Lymphocytes and Plasma Cells
Small lymphocytes (Figure 27-19; see Figure 27-9) are recognizably smaller than neutrophils and have a scant amount of light- to medium-blue cytoplasm and an indented but otherwise round nucleus with a dense smudged chromatin pattern without visible nucleoli. Intermediate-sized lymphocytes (often referred to as prolymphocytes) are about the same size as neutrophils and have a little more medium to light-blue cytoplasm compared with small lymphocytes. Their nuclei are round, other than an indentation in one area of the nucleus where the cytoplasm is most visible. The nuclear chromatin pattern appears smudged and nucleoli are rarely visible. Large lymphocytes, frequently called lymphoblasts when their nucleoli are prominent (Figure 27-20), are larger than neutrophils and have a small to moderate amount of light- to dark-blue cytoplasm. Their nuclei may be indented or irregular and have a fine reticular or lacy chromatin pattern. Multiple prominent nucleoli often are present.

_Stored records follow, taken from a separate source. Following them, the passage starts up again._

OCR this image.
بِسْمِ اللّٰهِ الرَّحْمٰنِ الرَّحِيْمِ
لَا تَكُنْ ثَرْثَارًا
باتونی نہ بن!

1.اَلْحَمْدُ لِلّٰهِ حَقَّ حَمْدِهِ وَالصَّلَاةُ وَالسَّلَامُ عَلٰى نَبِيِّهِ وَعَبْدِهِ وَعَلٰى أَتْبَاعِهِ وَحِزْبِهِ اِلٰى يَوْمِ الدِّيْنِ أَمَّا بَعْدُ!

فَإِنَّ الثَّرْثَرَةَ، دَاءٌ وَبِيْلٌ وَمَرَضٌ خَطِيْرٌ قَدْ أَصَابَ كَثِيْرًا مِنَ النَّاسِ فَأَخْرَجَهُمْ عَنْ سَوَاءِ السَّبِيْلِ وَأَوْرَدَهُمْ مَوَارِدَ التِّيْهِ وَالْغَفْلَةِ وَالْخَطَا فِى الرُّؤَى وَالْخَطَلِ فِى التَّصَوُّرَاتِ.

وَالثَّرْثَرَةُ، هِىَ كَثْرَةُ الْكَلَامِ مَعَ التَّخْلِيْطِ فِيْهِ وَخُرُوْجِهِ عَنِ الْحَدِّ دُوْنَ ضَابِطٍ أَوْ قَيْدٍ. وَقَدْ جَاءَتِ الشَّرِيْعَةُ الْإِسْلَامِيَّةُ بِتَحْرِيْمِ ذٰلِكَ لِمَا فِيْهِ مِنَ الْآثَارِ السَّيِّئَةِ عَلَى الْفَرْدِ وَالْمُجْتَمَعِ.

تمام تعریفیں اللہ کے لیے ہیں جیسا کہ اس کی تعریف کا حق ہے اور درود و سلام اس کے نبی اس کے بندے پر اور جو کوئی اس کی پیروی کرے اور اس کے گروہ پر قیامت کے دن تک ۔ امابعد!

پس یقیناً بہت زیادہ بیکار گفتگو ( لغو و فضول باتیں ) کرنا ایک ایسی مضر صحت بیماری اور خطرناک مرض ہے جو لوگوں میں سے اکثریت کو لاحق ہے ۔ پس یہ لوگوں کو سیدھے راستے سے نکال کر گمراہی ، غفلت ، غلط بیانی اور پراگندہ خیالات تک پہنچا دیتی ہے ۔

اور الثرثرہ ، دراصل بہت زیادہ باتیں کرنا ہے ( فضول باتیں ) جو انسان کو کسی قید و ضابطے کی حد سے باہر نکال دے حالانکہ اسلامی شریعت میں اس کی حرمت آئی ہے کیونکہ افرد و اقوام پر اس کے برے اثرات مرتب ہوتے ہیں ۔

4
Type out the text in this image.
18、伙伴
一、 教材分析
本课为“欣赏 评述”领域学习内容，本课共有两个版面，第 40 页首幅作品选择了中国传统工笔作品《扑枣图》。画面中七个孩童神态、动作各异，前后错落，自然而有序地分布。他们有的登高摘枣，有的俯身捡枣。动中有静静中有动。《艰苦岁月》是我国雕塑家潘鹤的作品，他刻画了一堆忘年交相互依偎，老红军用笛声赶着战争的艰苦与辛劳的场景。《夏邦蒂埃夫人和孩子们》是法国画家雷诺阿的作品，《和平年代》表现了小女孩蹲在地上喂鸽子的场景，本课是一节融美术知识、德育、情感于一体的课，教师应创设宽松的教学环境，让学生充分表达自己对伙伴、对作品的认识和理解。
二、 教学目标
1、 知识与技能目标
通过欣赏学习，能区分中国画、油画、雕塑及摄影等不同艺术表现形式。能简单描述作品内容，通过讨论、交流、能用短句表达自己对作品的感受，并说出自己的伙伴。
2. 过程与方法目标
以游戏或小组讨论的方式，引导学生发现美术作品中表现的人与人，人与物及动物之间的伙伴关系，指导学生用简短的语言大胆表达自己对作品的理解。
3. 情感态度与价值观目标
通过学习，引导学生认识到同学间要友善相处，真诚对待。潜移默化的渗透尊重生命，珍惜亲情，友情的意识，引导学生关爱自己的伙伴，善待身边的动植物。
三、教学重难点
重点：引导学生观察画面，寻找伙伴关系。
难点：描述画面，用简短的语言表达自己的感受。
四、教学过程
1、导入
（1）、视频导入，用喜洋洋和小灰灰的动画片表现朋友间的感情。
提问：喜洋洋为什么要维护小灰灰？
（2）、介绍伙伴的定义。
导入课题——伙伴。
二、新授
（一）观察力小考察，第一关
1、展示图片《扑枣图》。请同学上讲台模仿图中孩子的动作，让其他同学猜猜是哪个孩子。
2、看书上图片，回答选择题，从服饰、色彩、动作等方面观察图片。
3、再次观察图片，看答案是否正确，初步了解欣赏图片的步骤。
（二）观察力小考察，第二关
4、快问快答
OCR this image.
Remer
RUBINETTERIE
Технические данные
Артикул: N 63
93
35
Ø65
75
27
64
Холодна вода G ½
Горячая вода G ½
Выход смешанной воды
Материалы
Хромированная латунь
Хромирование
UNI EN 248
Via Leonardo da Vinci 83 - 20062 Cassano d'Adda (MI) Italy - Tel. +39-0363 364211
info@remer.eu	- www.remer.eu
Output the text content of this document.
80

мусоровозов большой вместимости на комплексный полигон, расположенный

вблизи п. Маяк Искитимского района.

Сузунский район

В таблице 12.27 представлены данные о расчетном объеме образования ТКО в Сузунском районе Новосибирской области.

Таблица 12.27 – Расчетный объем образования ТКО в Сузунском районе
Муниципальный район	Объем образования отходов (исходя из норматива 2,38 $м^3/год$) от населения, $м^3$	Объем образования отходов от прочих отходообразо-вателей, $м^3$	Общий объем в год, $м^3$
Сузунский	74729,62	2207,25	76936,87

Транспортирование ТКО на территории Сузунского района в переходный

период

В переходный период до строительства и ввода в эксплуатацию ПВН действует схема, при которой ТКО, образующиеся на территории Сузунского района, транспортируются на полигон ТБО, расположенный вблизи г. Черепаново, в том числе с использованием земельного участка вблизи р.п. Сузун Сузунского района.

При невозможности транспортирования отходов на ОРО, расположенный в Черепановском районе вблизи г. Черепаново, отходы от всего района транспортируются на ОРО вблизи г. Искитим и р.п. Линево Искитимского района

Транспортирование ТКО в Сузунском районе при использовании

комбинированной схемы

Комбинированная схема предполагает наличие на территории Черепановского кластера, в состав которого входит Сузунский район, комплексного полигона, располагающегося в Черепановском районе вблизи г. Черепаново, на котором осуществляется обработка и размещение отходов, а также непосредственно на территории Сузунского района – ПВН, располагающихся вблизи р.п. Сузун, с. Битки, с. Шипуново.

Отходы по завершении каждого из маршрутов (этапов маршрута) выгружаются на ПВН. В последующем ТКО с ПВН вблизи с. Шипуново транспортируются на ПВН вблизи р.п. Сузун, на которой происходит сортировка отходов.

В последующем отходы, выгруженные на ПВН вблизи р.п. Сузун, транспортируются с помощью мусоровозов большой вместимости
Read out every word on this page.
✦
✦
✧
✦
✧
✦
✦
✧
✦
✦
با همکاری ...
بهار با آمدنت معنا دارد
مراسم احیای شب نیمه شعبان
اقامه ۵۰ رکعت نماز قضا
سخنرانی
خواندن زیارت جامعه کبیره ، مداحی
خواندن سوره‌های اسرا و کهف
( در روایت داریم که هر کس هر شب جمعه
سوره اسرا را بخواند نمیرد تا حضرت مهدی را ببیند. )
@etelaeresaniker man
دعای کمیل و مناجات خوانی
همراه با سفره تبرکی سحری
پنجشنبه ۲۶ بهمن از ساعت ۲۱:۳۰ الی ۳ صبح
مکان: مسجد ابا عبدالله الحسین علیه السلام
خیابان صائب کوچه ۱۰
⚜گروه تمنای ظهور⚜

Figure 27-19 Bone marrow from a healthy cat.
A focal area of numerous small lymphocytes is present. Small lymphocytes (L) may easily be confused with nucleated red blood cells, but small lymphocytes have scant to almost no visible cytoplasm and often a less coarsely clumped nuclear chromatin pattern. Small lymphocytes usually comprise less than 5% of nucleated bone marrow cells in healthy dogs and less than 10% in cats. Progranulocyte (PG), polychromatophilic rubricytes (PR), plasma cell (P), and lymphocytes are indicated. (Wright-Giemsa stain. Original magnification 250×.)